The FDA also approved the first companion diagnostic test (cobas EGFR Mutation Test v2) to detect the type of EGFR resistance mutation that Tagrisso targets. The newly approved version (v2) of the test adds the T790M mutation to the clinically relevant mutations detected by the original cobas EGFR Mutation Test (v1).
“The approval of safe and effective companion diagnostic tests and drugs continue to be important developments in oncology,” said Alberto Gutierrez, PhD, director of the Office of In Vitro Diagnostics and Radiological Health in the FDA’s Center for Devices and Radiological Health. “The availability of the cobas EGFR Mutation Test v2 meets a need for the detection of this important EGFR gene mutation, which can alter treatment effectiveness.”

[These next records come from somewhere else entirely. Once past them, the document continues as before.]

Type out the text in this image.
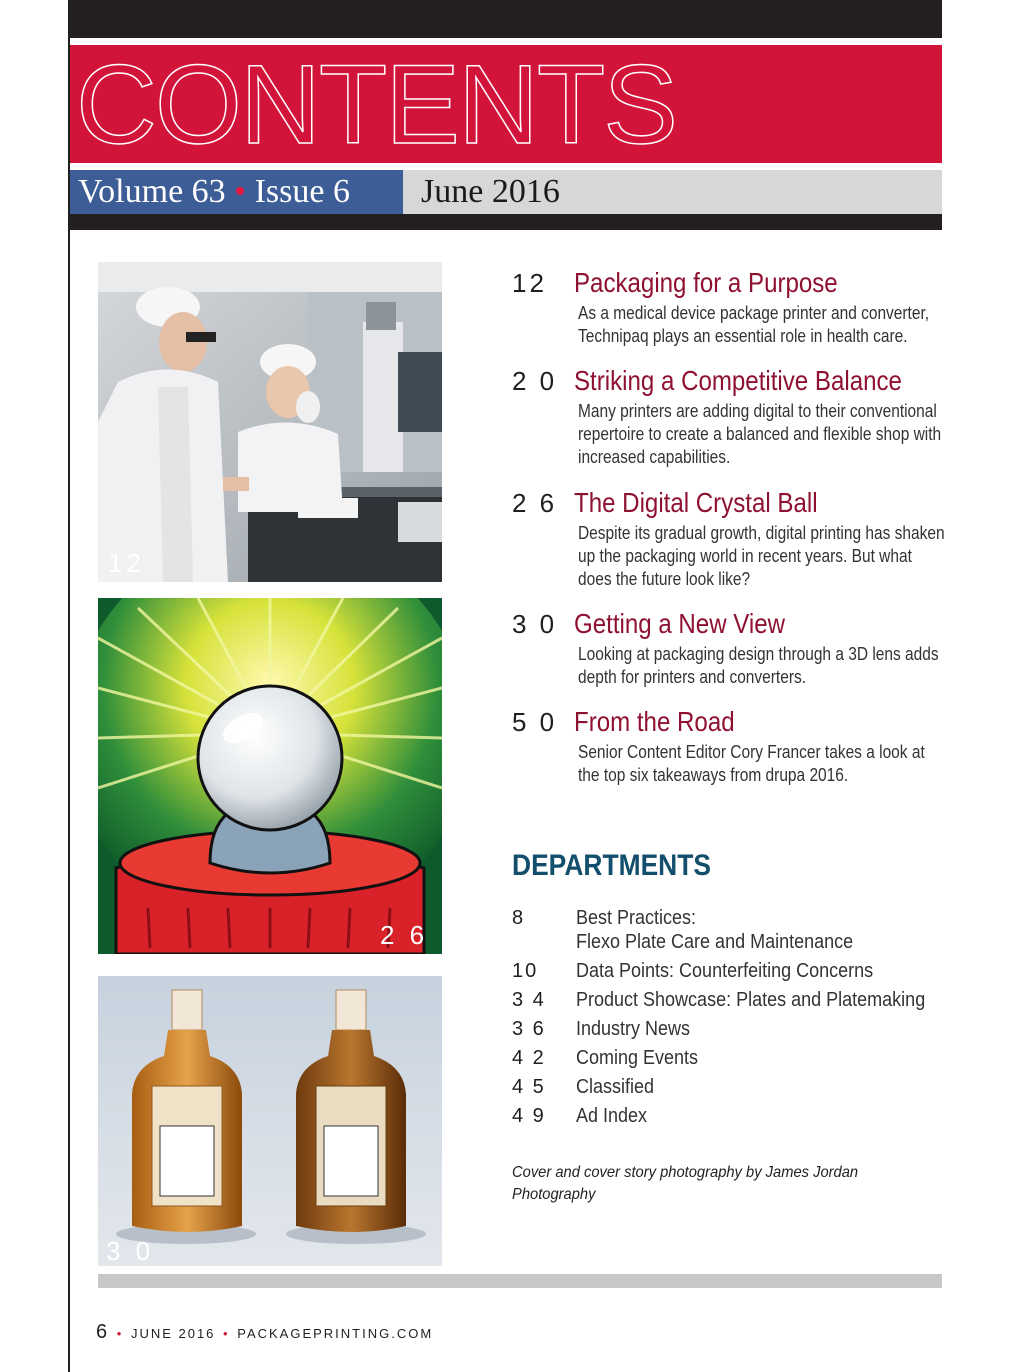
CONTENTS
Volume 63 • Issue 6 June 2016
12
2 6
3 0
12 Packaging for a Purpose
As a medical device package printer and converter, Technipaq plays an essential role in health care.
2 0 Striking a Competitive Balance
Many printers are adding digital to their conventional repertoire to create a balanced and flexible shop with increased capabilities.
2 6 The Digital Crystal Ball
Despite its gradual growth, digital printing has shaken up the packaging world in recent years. But what does the future look like?
3 0 Getting a New View
Looking at packaging design through a 3D lens adds depth for printers and converters.
5 0 From the Road
Senior Content Editor Cory Francer takes a look at the top six takeaways from drupa 2016.
DEPARTMENTS
8	Best Practices:
Flexo Plate Care and Maintenance
10 Data Points: Counterfeiting Concerns
3 4 Product Showcase: Plates and Platemaking
3 6 Industry News
4 2 Coming Events
4 5 Classified
4 9 Ad Index
Cover and cover story photography by James Jordan Photography
6 • JUNE 2016 • PACKAGEPRINTING.COM
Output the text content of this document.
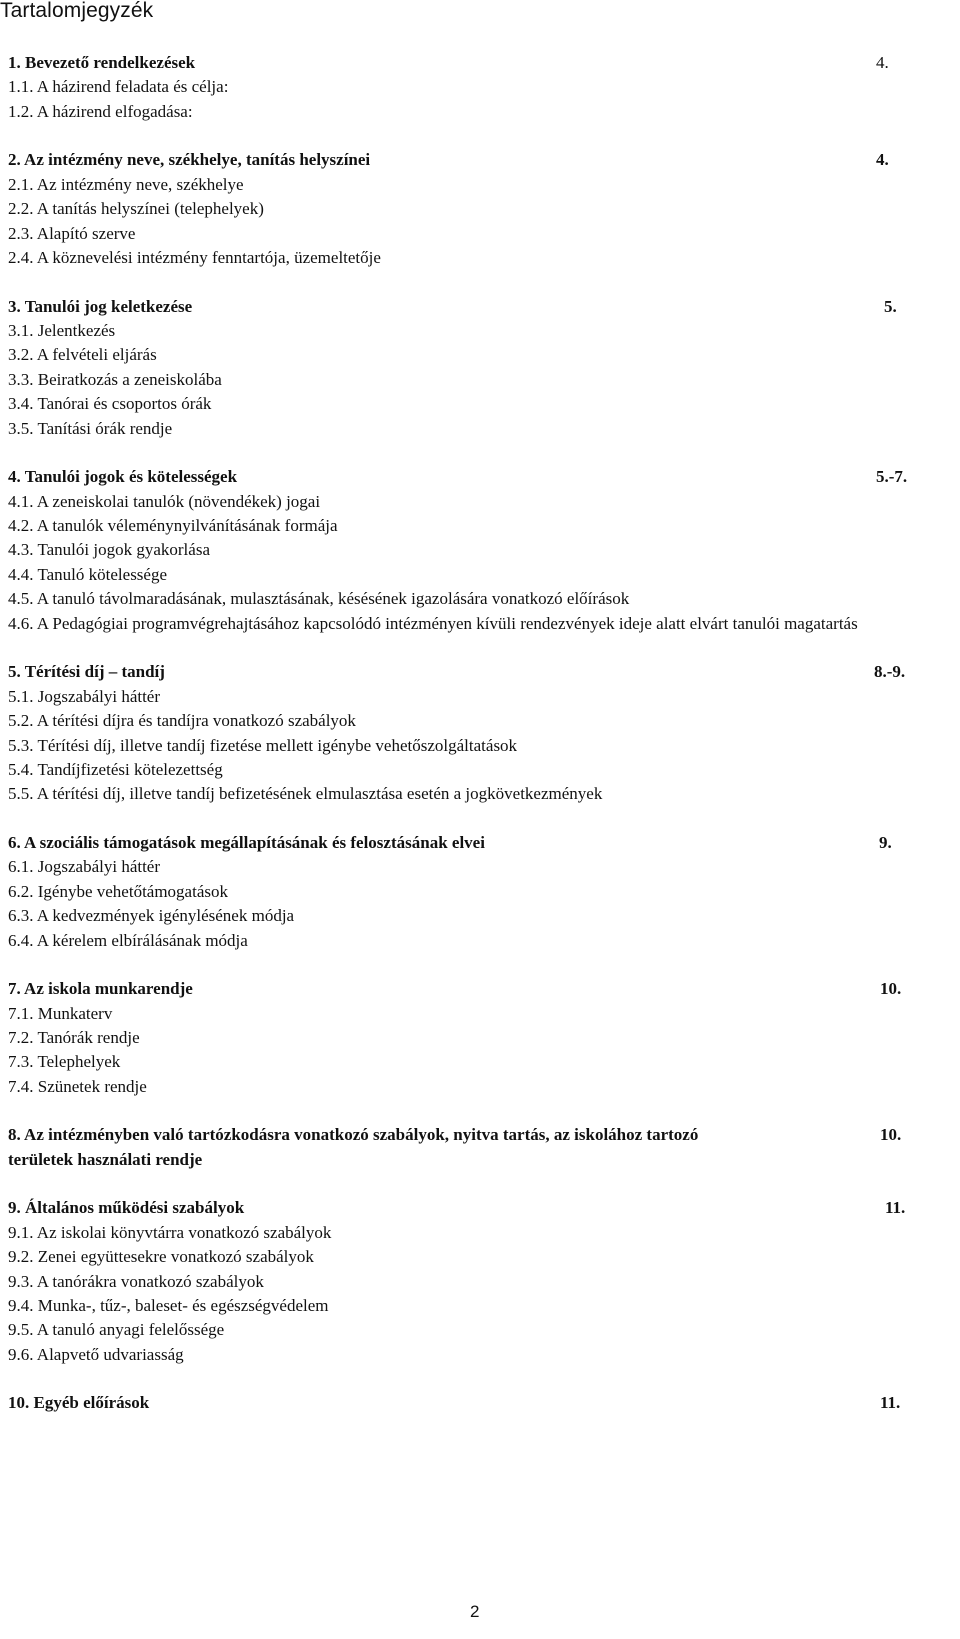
Tartalomjegyzék
1. Bevezető rendelkezések	4.
1.1. A házirend feladata és célja:
1.2. A házirend elfogadása:
2. Az intézmény neve, székhelye, tanítás helyszínei	4.
2.1. Az intézmény neve, székhelye
2.2. A tanítás helyszínei (telephelyek)
2.3. Alapító szerve
2.4. A köznevelési intézmény fenntartója, üzemeltetője
3. Tanulói jog keletkezése	5.
3.1. Jelentkezés
3.2. A felvételi eljárás
3.3. Beiratkozás a zeneiskolába
3.4. Tanórai és csoportos órák
3.5. Tanítási órák rendje
4. Tanulói jogok és kötelességek	5.-7.
4.1. A zeneiskolai tanulók (növendékek) jogai
4.2. A tanulók véleménynyilvánításának formája
4.3. Tanulói jogok gyakorlása
4.4. Tanuló kötelessége
4.5. A tanuló távolmaradásának, mulasztásának, késésének igazolására vonatkozó előírások
4.6. A Pedagógiai programvégrehajtásához kapcsolódó intézményen kívüli rendezvények ideje alatt elvárt tanulói magatartás
5. Térítési díj – tandíj	8.-9.
5.1. Jogszabályi háttér
5.2. A térítési díjra és tandíjra vonatkozó szabályok
5.3. Térítési díj, illetve tandíj fizetése mellett igénybe vehetőszolgáltatások
5.4. Tandíjfizetési kötelezettség
5.5. A térítési díj, illetve tandíj befizetésének elmulasztása esetén a jogkövetkezmények
6. A szociális támogatások megállapításának és felosztásának elvei	9.
6.1. Jogszabályi háttér
6.2. Igénybe vehetőtámogatások
6.3. A kedvezmények igénylésének módja
6.4. A kérelem elbírálásának módja
7. Az iskola munkarendje	10.
7.1. Munkaterv
7.2. Tanórák rendje
7.3. Telephelyek
7.4. Szünetek rendje
8. Az intézményben való tartózkodásra vonatkozó szabályok, nyitva tartás, az iskolához tartozó	10.
területek használati rendje
9. Általános működési szabályok	11.
9.1. Az iskolai könyvtárra vonatkozó szabályok
9.2. Zenei együttesekre vonatkozó szabályok
9.3. A tanórákra vonatkozó szabályok
9.4. Munka-, tűz-, baleset- és egészségvédelem
9.5. A tanuló anyagi felelőssége
9.6. Alapvető udvariasság
10. Egyéb előírások	11.
2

The safety and efficacy of Tagrisso were demonstrated in two multicenter, single-arm studies involving a total of 411 patients with advanced EGFR T790M mutation-positive NSCLC whose disease progressed after treatment with an EGFR inhibitor. In these two studies, 57% of patients in the first study and 61% of patients in the second study experienced objective response rate.

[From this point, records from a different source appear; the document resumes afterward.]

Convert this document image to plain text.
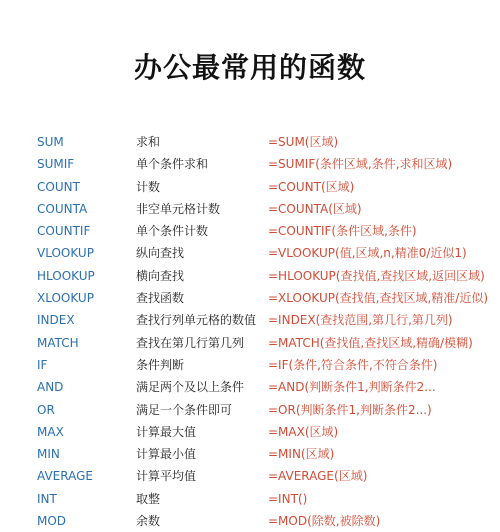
办公最常用的函数
SUM	求和	=SUM(区域)
SUMIF	单个条件求和	=SUMIF(条件区域,条件,求和区域)
COUNT	计数	=COUNT(区域)
COUNTA	非空单元格计数	=COUNTA(区域)
COUNTIF	单个条件计数	=COUNTIF(条件区域,条件)
VLOOKUP	纵向查找	=VLOOKUP(值,区域,n,精准0/近似1)
HLOOKUP	横向查找	=HLOOKUP(查找值,查找区域,返回区域)
XLOOKUP	查找函数	=XLOOKUP(查找值,查找区域,精准/近似)
INDEX	查找行列单元格的数值 =INDEX(查找范围,第几行,第几列)
MATCH	查找在第几行第几列 =MATCH(查找值,查找区域,精确/模糊)
IF	条件判断	=IF(条件,符合条件,不符合条件)
AND	满足两个及以上条件 =AND(判断条件1,判断条件2...
OR	满足一个条件即可	=OR(判断条件1,判断条件2...)
MAX	计算最大值	=MAX(区域)
MIN	计算最小值	=MIN(区域)
AVERAGE	计算平均值	=AVERAGE(区域)
INT	取整	=INT()
MOD	余数	=MOD(除数,被除数)
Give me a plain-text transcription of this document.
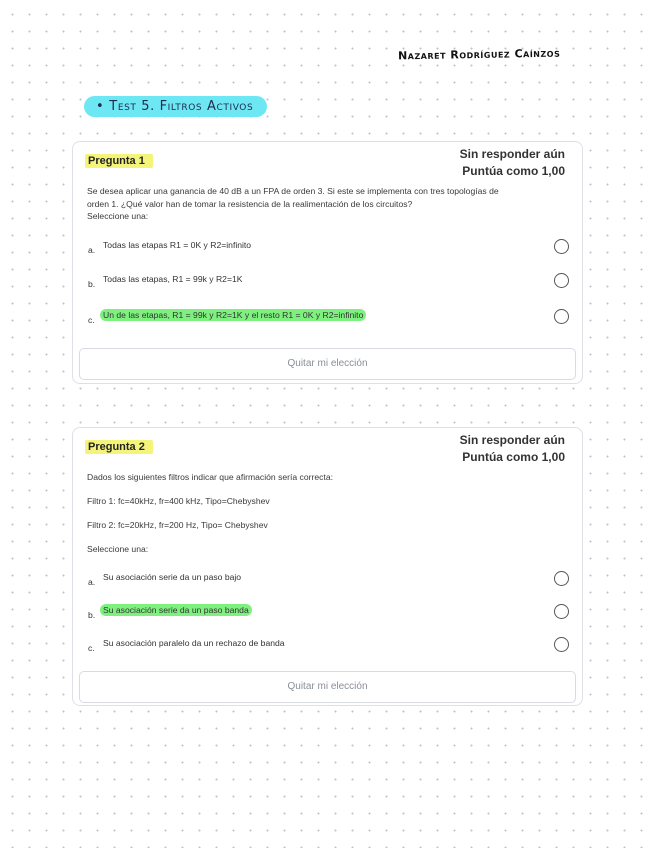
Nazaret Rodríguez Caínzos
• Test 5. Filtros Activos
Pregunta 1	Sin responder aún
Puntúa como 1,00
Se desea aplicar una ganancia de 40 dB a un FPA de orden 3. Si este se implementa con tres topologías de
orden 1. ¿Qué valor han de tomar la resistencia de la realimentación de los circuitos?
Seleccione una:
a. Todas las etapas R1 = 0K y R2=infinito
b. Todas las etapas, R1 = 99k y R2=1K
c. Un de las etapas, R1 = 99k y R2=1K y el resto R1 = 0K y R2=infinito
Quitar mi elección
Pregunta 2	Sin responder aún
Puntúa como 1,00
Dados los siguientes filtros indicar que afirmación sería correcta:
Filtro 1: fc=40kHz, fr=400 kHz, Tipo=Chebyshev
Filtro 2: fc=20kHz, fr=200 Hz, Tipo= Chebyshev
Seleccione una:
a. Su asociación serie da un paso bajo
b. Su asociación serie da un paso banda
c. Su asociación paralelo da un rechazo de banda
Quitar mi elección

Continued approval for this indication may be contingent upon further confirmatory studies.
In a combined analysis of the 411 patients in both trials, the FDA reported that the most commonly reported all-grade adverse events were diarrhoea, rash, dry skin, nail toxicity, eye disorders, nausea, decreased appetite, and constipation. These events were primary grade 1/2, with a low rate of grade ≥3 adverse events. The most common grade ≥3 adverse events were pneumonia and pulmonary embolism. It also may cause harm to a developing foetus.

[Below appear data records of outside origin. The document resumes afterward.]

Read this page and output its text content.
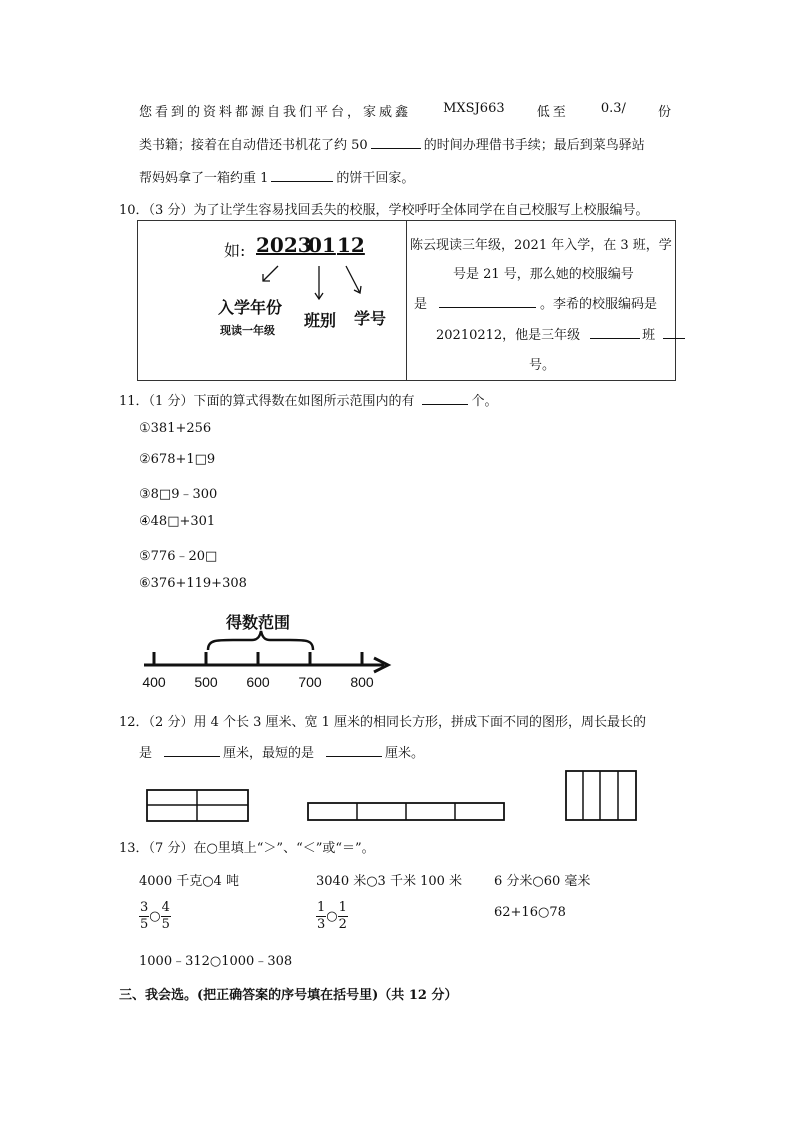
您看到的资料都源自我们平台，家威鑫 MXSJ663 低至 0.3/ 份
类书籍；接着在自动借还书机花了约 50	的时间办理借书手续；最后到菜鸟驿站
帮妈妈拿了一箱约重 1	的饼干回家。
10．（3 分）为了让学生容易找回丢失的校服，学校呼吁全体同学在自己校服写上校服编号。
如: 2023
01 12
入学年份
现读一年级
班别 学号
陈云现读三年级，2021 年入学，在 3 班，学
号是 21 号，那么她的校服编号
是	。李希的校服编码是
20210212，他是三年级	班
号。
11．（1 分）下面的算式得数在如图所示范围内的有	个。
①381+256
②678+1□9
③8□9﹣300
④48□+301
⑤776﹣20□
⑥376+119+308
得数范围
400 500 600 700 800
12．（2 分）用 4 个长 3 厘米、宽 1 厘米的相同长方形，拼成下面不同的图形，周长最长的
是	厘米，最短的是	厘米。
13．（7 分）在○里填上“＞”、“＜”或“＝”。
4000 千克○4 吨	3040 米○3 千米 100 米 6 分米○60 毫米
$\frac{3}{5}$ ○ $\frac{4}{5}$	$\frac{1}{3}$ ○ $\frac{1}{2}$	62+16○78
1000﹣312○1000﹣308
三、我会选。(把正确答案的序号填在括号里)（共 12 分）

The FDA granted Astra Zeneca breakthrough therapy designation, priority review and orphan drug designation for Tagrisso. Breakthrough therapy designation is granted for a drug that is intended to treat a serious condition when, at the time an application is submitted, preliminary clinical evidence indicates that a drug may demonstrate substantial improvement over available therapies. Priority review designation is granted to drug applications that show a significant improvement in safety or effectiveness in the treatment of a serious condition. Orphan drug designation provides incentives such as tax credits, user fee waivers, and eligibility for market exclusivity to assist and encourage the development of drugs for rare diseases.
Tagrisso was approved under the agency’s accelerated approval programme, which allows the approval of a drug to treat a serious or life-threatening disease based on clinical data showing the drug has an effect on a surrogate endpoint reasonably likely to predict clinical benefit to patients. This programme provides earlier patient access to promising new drugs while the company conducts confirmatory clinical trials.
Tagrisso is marketed by Astra Zeneca Pharmaceuticals based in Wilmington, Delaware.
The cobas EGFR Mutation Test v2 is marketed by Roche Molecular Systems of Pleasanton, California.